I’m going to try to say this in the least condescending manner that I can muster; but maybe we all should at least think about and critically analyze the way these big companies market to us all. It’s easy to say that the jejemons and all of the shitheels that unironically subject themselves to this kind of marketing are to blame; but the overall mindset of apathy and defeat is what’s evidently allowing this trend to continue. “Whores gotta whore” just isn’t an acceptable answer anymore.
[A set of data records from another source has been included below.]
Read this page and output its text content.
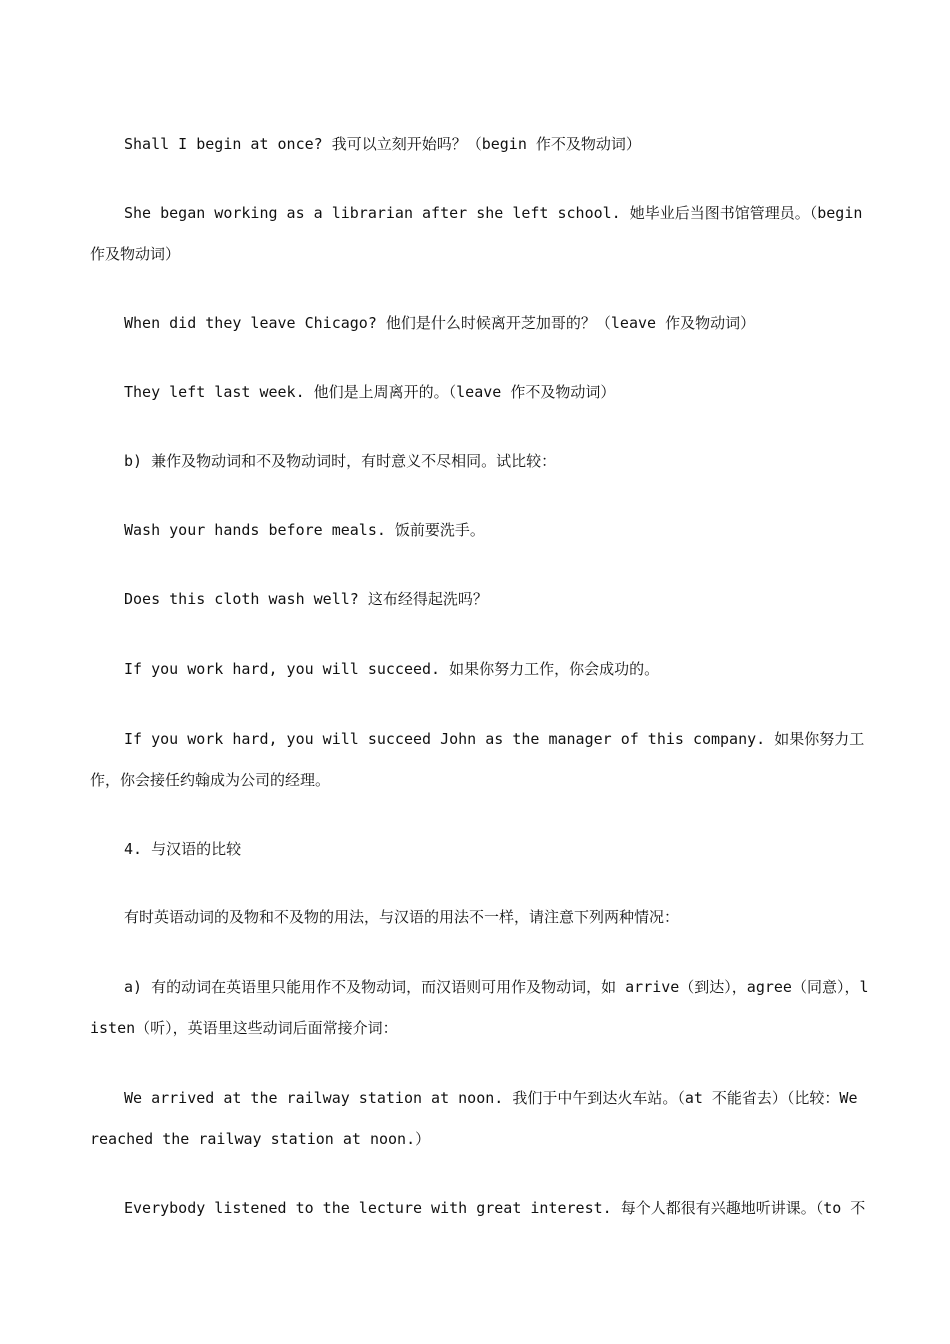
Shall I begin at once? 我可以立刻开始吗？（begin 作不及物动词）

She began working as a librarian after she left school. 她毕业后当图书馆管理员。（begin 作及物动词）

When did they leave Chicago? 他们是什么时候离开芝加哥的？（leave 作及物动词）

They left last week. 他们是上周离开的。（leave 作不及物动词）

b) 兼作及物动词和不及物动词时，有时意义不尽相同。试比较：

Wash your hands before meals. 饭前要洗手。

Does this cloth wash well? 这布经得起洗吗？

If you work hard, you will succeed. 如果你努力工作，你会成功的。

If you work hard, you will succeed John as the manager of this company. 如果你努力工作，你会接任约翰成为公司的经理。

4. 与汉语的比较

有时英语动词的及物和不及物的用法，与汉语的用法不一样，请注意下列两种情况：

a) 有的动词在英语里只能用作不及物动词，而汉语则可用作及物动词，如 arrive（到达），agree（同意），listen（听），英语里这些动词后面常接介词：

We arrived at the railway station at noon. 我们于中午到达火车站。（at 不能省去）（比较：We reached the railway station at noon.）

Everybody listened to the lecture with great interest. 每个人都很有兴趣地听讲课。（to 不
I’m not saying that we should wage a civil war or a revolution against local publishers and distributors to try to get this dreck out of our computer screens. At the same time, I think the market has evolved and that local companies need to be more socially responsible and embrace the fact that their demographic is growing. And yes, women are part of that demographic now.

And that’s perhaps the worst part of this mess: now you have underage chicks who barely engage in the hobby branding themselves as “girl gamers” and plastering their half-naked photos all over Facebook now. Not that there’s anything wrong with that, but in my opinion it creates the worst kind of feedback loop: one that consists of (a) vulnerable young women seeking validation and approval from a larger audience, and (b) that larger audience (i.e., your average pederast/gamer that has never—nor will ever—see a vagina his entire life) encouraging and enabling this kind of socially unacceptable behavior by way of validation, protection, and “white knighting” in the vague hopes that these models will bang them. Or hold their hand. Or look at their general direction. And they won’t—none of you nerds will receive a second of any of these walleyed models’ time because more often than not, they’d rather be some rich dude’s trophy wife. Look at any purported “gamer girl” Facebook profile and you’ll see the worst kind of beta-male simping that the Internet has to offer.

Going back to what I said about social responsibility; toy and video game distributors are again enabling this feedback loop by actually thinking that it’s smart marketing. It’s not. How can you even attempt to engage an audience of mouthbreathing clithangers when the only positive mental image that they will respond to is a half-Korean chick very transparently pretending to participate in the same social circle that they’ve dug themselves into? Sure, you have a pretty face to sell your product with, but does that even matter if your audience doesn’t really understand what you’re trying to sell in the first place?